Bien sûr, le prix peut sembler un peu plus élevé à première vue. Mais lorsque vous ajoutez les coûts que nous payons déjà – par le biais des taxes, de la dégradation de l’environnement, de la santé publique et des impacts sur le climat – les aliments non biologiques commencent à ressembler beaucoup moins à une bonne affaire qu’à une bombe à retardement.
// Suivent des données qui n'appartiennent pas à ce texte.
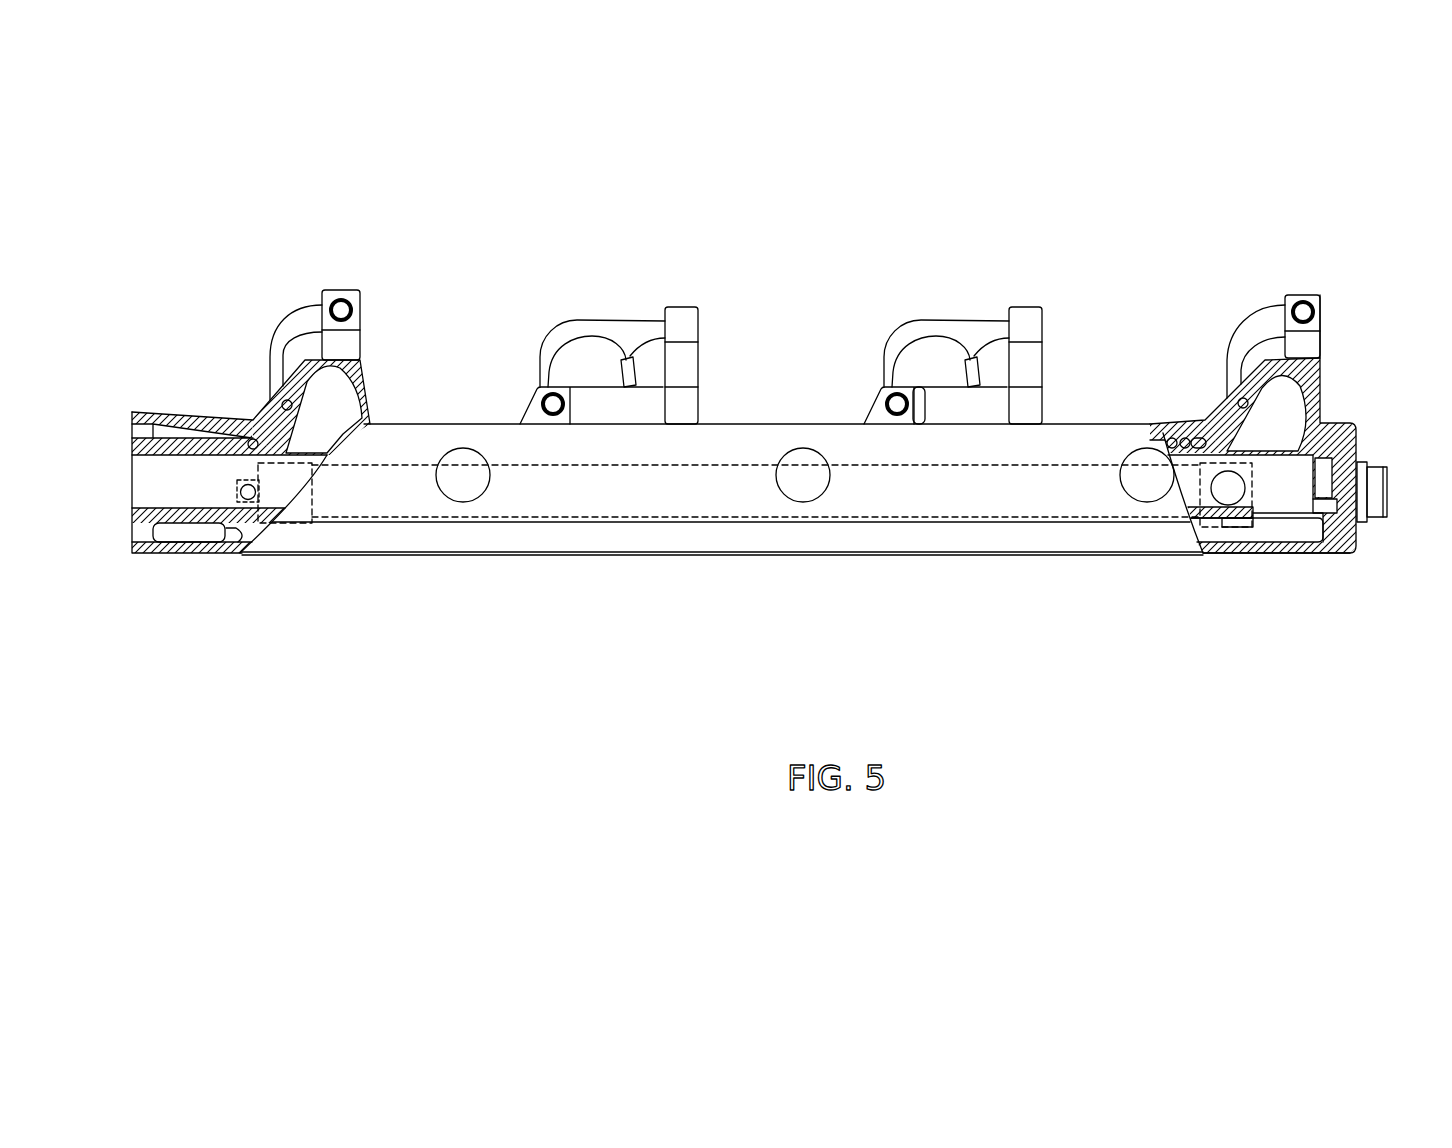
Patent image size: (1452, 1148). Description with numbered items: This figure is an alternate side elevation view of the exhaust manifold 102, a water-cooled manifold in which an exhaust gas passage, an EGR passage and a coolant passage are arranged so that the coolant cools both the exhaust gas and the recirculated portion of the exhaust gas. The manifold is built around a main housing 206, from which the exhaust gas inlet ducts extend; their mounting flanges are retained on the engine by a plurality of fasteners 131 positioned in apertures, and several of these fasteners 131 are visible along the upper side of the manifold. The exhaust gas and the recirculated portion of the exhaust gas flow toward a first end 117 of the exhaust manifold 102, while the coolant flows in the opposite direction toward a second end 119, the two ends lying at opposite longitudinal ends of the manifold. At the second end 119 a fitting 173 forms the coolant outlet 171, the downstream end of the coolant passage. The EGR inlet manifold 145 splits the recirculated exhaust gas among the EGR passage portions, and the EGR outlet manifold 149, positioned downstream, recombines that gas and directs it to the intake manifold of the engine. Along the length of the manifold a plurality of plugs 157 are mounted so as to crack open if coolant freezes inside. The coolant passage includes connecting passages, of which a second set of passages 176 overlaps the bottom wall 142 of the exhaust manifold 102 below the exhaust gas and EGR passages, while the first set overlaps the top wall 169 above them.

The exhaust manifold 102 is at (467, 697).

Le système alimentaire est défaillant pour les agriculteurs. La baisse des prix des denrées alimentaires oblige les agriculteurs à réduire leurs coûts et à intensifier leur production, les piégeant dans un cycle de dégradation de l’environnement et d’insécurité financière. Nous devons de toute urgence repenser le système alimentaire et prendre des mesures telles que :
- la réorientation les subventions publiques pour soutenir les agriculteurs dans leur transition vers des pratiques biologiques et régénératives, que ce soit par le biais d’incitations financières, de formations ou d’autres moyens pertinents ;
- la refonte non seulement des régimes de subventions, mais aussi du régime fiscal, en introduisant des taxes sur les intrants nocifs pour l’environnement, tels que les engrais azotés, tout en assurant la sécurité financière des agriculteurs vulnérables ;
- la promotion de la transparence et de la sensibilisation dans l’industrie alimentaire, afin que les consommateurs puissent faire des choix éclairés sur les aliments qu’ils achètent ;
- l’investissement dans la recherche pour démontrer l’impact de la production alimentaire durable sur la résilience, la nutrition, l’environnement ou l’économie.
Heureusement, il semble que l’UE rattrape son retard. La Commission européenne envisage un système basé sur le marché pour reconnaître le rôle des agriculteurs dans la conservation de la nature et la restauration de la biodiversité perdue en mettant un prix sur le service qu’ils fournissent aux écosystèmes. Comme l’a déclaré la présidente de la Commission européenne, Ursula von der Leyen : « Nous avons besoin de nouveaux outils financiers pour indemniser les agriculteurs pour les coûts supplémentaires engagés en matière de durabilité et les soins apportés au sol, à la terre, à l’eau et à l’air. Il est temps de récompenser ceux qui servent notre planète ».
Acheter des produits bio régénératifs, c’est comme investir dans l’avenir – de votre santé, de la planète et même de votre portefeuille. Ainsi, la prochaine fois que vous vous déciderez sur le type de pomme à acheter, rappelez-vous : vous obtenez ce pour quoi vous payez.